Поскольку в семье жизни всех учил Густав, то Роберта занималась этим за пределами дома. Она считала себя мудрее и смышлёнее всех остальных просто хотя бы по той причине, что она была самой старшей среди всех женщин в посёлке. При этом её не волновало даже то, что, например, жена Германа, Иветта, была моложе всего на четыре года. В этом отношении Роберта далеко от мужа не ушла. Помимо того, что она не заморачивалась по поводу манер в общении, Роберта раздражала всех ещё и тем, что, приходя в гости в чужой дом, она открывала шкафы, переставляла предметы, раздавала указания, давала сигнал накрывать на стол и убирать со стола, ругала за скрипучие стулья и кривой стол, требовала от хозяйки выкинуть ложки и обзавестись новыми, говорила кому куда садиться и… В общем, она чувствовала себя как дома в буквальном смысле. Кроме этого, она была ещё и главным кулинарным специалистом, не упуская возможности сделать замечание по поводу сухости теста или нехватки сладости. В последний раз, когда Магдалена приготовила малиновый кекс, Роберта – то ли не нашла к чему придраться, то ли ещё что – сказала: «Попробуй в следующий раз добавить сюда орехов, да побольше».

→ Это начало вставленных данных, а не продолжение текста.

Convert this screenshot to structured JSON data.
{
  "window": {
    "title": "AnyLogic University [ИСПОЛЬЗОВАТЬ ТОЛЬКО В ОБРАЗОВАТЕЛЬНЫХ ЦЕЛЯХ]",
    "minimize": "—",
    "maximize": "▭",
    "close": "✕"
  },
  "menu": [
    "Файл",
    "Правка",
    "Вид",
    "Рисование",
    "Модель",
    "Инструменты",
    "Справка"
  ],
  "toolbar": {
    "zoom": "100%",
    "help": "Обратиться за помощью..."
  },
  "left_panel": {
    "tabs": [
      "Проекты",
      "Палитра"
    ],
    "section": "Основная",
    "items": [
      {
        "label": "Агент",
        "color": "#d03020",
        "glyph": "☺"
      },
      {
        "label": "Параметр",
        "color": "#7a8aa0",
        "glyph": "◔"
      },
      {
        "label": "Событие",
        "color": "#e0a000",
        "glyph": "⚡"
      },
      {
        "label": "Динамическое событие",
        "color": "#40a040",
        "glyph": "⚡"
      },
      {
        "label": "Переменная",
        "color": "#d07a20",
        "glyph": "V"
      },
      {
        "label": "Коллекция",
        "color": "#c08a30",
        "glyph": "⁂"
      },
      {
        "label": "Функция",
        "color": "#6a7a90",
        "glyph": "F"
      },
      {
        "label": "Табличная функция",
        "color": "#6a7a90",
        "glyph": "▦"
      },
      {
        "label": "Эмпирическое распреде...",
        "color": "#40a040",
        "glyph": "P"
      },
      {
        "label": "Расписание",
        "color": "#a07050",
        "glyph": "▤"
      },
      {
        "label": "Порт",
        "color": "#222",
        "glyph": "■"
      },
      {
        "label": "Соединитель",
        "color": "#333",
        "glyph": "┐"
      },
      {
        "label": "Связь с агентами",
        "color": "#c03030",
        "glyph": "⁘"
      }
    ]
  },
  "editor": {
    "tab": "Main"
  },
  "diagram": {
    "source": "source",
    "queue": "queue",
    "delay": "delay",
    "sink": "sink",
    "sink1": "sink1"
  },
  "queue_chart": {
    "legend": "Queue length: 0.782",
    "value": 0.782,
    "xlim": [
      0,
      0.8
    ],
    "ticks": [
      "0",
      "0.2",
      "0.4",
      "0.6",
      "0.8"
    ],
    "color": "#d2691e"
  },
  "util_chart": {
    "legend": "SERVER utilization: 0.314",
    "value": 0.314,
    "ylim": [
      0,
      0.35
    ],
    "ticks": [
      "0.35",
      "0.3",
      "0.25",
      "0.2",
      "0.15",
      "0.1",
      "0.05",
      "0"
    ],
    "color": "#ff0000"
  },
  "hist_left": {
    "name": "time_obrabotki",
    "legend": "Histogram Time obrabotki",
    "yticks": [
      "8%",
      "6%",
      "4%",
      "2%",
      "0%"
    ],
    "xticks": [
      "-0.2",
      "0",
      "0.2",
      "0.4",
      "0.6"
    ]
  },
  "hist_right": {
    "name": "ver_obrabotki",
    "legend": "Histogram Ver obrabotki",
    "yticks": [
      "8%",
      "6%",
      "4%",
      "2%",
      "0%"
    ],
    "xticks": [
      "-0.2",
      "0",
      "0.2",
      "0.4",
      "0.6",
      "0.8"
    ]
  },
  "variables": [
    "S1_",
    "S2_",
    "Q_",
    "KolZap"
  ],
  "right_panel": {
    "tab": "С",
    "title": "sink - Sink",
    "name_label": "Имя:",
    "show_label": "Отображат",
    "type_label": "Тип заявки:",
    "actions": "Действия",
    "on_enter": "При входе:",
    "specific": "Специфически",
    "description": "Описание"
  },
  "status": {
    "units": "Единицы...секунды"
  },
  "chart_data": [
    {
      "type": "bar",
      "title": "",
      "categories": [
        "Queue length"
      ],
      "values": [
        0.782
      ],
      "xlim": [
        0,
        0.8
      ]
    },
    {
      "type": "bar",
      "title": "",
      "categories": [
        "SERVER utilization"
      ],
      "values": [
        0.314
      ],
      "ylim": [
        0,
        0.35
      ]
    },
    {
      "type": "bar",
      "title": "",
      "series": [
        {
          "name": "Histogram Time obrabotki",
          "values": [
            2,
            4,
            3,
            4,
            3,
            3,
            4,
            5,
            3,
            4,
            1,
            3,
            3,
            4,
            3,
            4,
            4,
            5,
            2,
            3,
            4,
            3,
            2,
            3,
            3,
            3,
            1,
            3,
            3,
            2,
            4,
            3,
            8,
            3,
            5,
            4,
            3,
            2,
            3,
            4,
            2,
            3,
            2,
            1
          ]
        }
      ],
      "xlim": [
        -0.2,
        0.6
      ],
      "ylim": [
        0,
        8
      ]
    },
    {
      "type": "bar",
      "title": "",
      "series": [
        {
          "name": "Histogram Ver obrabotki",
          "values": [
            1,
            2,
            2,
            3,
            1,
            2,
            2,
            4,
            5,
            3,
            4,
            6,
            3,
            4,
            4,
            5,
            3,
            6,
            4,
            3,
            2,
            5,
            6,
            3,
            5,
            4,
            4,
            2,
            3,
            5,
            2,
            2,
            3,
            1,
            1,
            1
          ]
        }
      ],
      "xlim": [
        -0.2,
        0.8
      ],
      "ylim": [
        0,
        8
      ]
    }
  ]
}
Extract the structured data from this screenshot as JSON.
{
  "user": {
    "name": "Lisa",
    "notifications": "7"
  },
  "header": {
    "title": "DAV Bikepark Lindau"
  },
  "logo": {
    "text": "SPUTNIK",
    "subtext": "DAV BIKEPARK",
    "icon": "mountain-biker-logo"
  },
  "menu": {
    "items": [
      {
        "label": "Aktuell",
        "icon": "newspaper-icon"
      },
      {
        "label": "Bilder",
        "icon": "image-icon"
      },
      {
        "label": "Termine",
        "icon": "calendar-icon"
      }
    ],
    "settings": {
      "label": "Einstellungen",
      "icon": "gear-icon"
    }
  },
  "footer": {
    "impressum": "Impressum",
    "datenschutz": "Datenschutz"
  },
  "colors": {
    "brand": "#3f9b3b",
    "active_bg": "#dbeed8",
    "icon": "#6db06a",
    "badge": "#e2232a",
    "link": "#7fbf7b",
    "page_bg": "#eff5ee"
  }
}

Отсутствие столь токсичного духа делало посиделки настоящим отдыхом и отличной возможностью дать волю своим языкам, не испытывая никаких опасений, что их секреты может услышать кто-то, до чьих ушей они не хотели бы доносить эти разговоры.

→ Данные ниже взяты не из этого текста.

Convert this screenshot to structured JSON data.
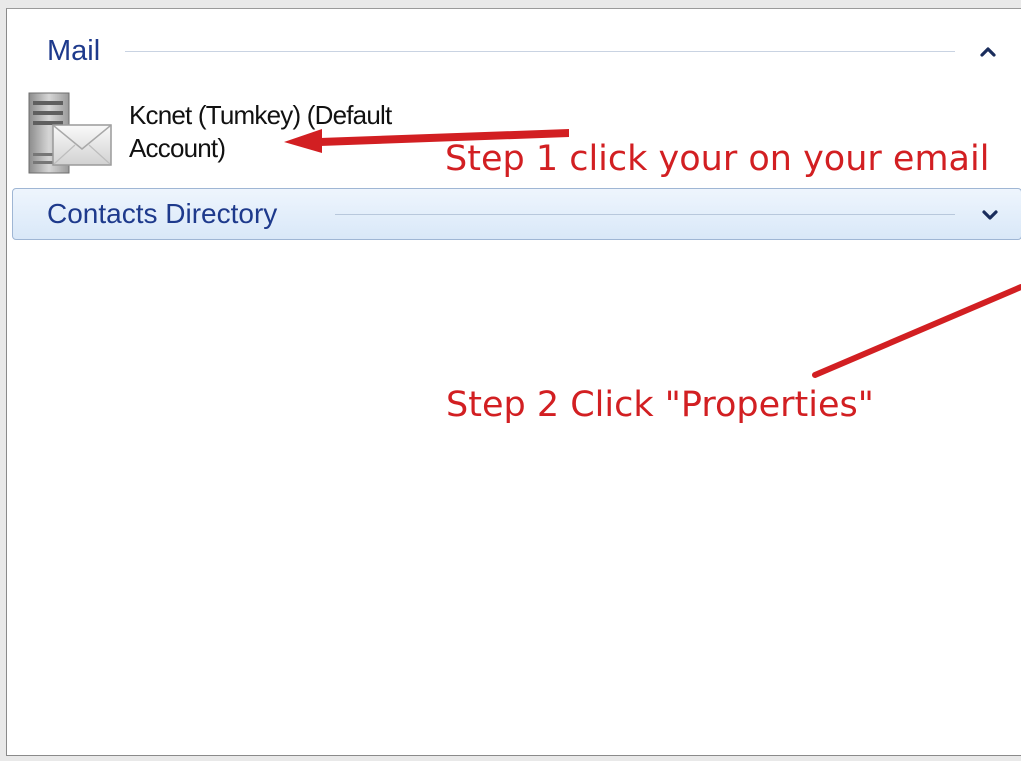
{
  "panel": {
    "mail_section": {
      "title": "Mail",
      "account_name": "Kcnet (Tumkey) (Default Account)"
    },
    "contacts_section": {
      "title": "Contacts Directory"
    }
  },
  "annotations": {
    "step1": "Step 1 click your on your email",
    "step2": "Step 2 Click \"Properties\"",
    "color": "#d21f22"
  },
  "icons": {
    "collapse": "chevron-up-icon",
    "expand": "chevron-down-icon",
    "account": "mail-server-icon"
  },
  "colors": {
    "section_title": "#1e3a8c",
    "contacts_bar_top": "#eef5fd",
    "contacts_bar_bottom": "#d9e8f8"
  }
}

Вскоре на пороге появилась Сельма. Следом за ней вошёл Людвиг, который держал широкую сковороду с приготовленным зайцем. Поставив блюдо на стол, юноша пожелал всем приятного аппетита и удалился.

Первым же делом Сельма подошла к Аве, которой она не позволила встать со стула.

– Как поживает малыш? – спросила Сельма, мельком посмотрев на живот Авы.

– Бодается – сказала она.

– И правильно делает – настаивала Сельма. – Молодец, не позволяй маме расслабляться.

Ава рассмеялась.

Сельма поспешила взять тарелку, с какой-то лёгкостью отрезав лучший кусок зайца, который поставила перед Авой, добавив при этом:

– Надеюсь, аппетит у малыша хороший?

– Зверский – ответила Ава за секунду до того, как успела положить в рот первый кусок. – Только успеваю глотать.

– Ну вот! – воскликнула Сельма. – Значит на этот раз у тебя там поселился богатырь, потому что в девочку столько не влезет.

Ава вновь рассмеялась, обнажив свои белоснежные зубы, по которым было трудно представить себе, – даже при том, что она была самой молодой среди всех жён, – что она уже родила четверых и вынашивает пятого.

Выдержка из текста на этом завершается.